Onboarding

Onboarding

LevelFour reads two things from your infrastructure: cloud cost and usage data (to detect waste and calculate savings), and Infrastructure-as-Code in your repositories (Terraform, CloudFormation, AWS CDK, Pulumi, and Kubernetes manifests, used to open pull requests with the savings changes). You grant each kind of access through a self-service flow in the dashboard at Connect Accounts.

Pick the paths that match how you operate.

Which path is right for me?

AWS - single account

Use this if any of the following are true:

  • You have one AWS account, or only a few that you onboard one at a time.
  • You don't use AWS Organizations, or you only use it for consolidated billing.
  • You prefer to grant access to each account explicitly.

You'll click a Launch Stack link, deploy a single CloudFormation stack per account, and LevelFour auto-detects the role as soon as it exists. Five minutes per account.

AWS - multi-account (Organizations)

Use this if all of the following are true:

  • You use AWS Organizations with all features mode enabled.
  • You want to onboard many member accounts at once, including future accounts that join your organization.
  • You can deploy CloudFormation from the management account (or a delegated StackSets admin account).

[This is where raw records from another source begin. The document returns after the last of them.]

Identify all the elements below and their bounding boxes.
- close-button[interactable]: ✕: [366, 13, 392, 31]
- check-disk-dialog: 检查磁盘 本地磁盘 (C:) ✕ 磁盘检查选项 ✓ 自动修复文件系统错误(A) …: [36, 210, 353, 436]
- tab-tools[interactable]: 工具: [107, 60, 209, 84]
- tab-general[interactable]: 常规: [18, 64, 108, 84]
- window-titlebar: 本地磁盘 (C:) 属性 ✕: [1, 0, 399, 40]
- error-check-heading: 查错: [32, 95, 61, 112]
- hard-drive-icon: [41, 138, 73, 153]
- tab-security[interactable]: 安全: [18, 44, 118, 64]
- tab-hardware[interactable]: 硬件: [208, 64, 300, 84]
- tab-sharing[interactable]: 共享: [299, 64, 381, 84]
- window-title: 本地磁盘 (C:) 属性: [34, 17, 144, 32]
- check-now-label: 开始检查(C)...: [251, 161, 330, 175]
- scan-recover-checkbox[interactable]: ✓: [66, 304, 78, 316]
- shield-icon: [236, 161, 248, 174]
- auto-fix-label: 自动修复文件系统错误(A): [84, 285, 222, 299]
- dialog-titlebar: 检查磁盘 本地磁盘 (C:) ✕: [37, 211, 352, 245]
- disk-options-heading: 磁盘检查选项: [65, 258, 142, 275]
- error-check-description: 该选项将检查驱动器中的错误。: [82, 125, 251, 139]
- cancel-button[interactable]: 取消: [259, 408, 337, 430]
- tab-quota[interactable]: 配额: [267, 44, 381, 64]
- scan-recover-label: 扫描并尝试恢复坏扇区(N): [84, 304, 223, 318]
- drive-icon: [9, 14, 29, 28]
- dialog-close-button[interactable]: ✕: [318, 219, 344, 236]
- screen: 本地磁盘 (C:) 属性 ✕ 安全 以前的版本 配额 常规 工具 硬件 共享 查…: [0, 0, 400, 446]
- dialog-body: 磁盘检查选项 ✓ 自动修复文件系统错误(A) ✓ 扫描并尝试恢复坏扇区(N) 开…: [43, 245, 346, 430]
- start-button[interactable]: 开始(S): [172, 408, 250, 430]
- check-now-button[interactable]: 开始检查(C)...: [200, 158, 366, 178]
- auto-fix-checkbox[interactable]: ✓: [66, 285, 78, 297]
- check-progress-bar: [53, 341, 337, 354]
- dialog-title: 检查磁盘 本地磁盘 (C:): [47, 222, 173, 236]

You'll click one Launch Stack link in the management account, paste your AWS Organizations root or OU ID, and CloudFormation StackSets fans the role out to every account in the target OU. Future accounts that join the OU pick up the role automatically.

GitHub organization

One GitHub App install powers two shift-left FinOps products:

  • PR bot. On every PR your team opens that touches your Infrastructure-as-Code (Terraform, CloudFormation, CDK, Pulumi, or Kubernetes manifests), the bot scores cost and performance impact against your real usage data, posts a before vs after comparison comment, drops inline commit suggestions on the diff, and posts a check-run status visible in the PR checks panel. The cost conversation happens at review time, not after a surprise bill.
  • IaC PR platform. Reads the Infrastructure-as-Code across the repos you granted access to (Terraform, CloudFormation, CDK, Pulumi, Kubernetes manifests), finds cost waste, and proactively opens savings pull requests for your team to review and merge.

You'll click Install GitHub App from the dashboard, GitHub opens its install picker for the org of your choice, you grant access to all repositories or a curated subset, and LevelFour auto-detects the install within seconds. AWS and GitHub onboarding are independent: you can do either, both, or each at its own pace.

What gets created in each account

Both paths create the same IAM role in each AWS account:

  • Name: LevelFourCrossAccountRole
  • Trusts: LevelFour's AWS account (730335248431) via the external LevelFourHandshakeID you provide
  • Permissions: ReadOnlyAccess plus a focused policy covering Cost Explorer, Compute Optimizer, Cost Optimization Hub, Savings Plans, Pricing, Trusted Advisor, S3 Storage Lens, and Container Insights actions

The role is named consistently across every account so LevelFour can locate it as arn:aws:iam::<account_id>:role/LevelFourCrossAccountRole without you having to copy ARNs back to us.

After deployment

Once the role exists in your accounts, tell your LevelFour onboarding contact the management account ID and the handshake ID you used. LevelFour discovers every active account in your organization, verifies the role works in each, and starts ingesting cost and usage data within a few minutes.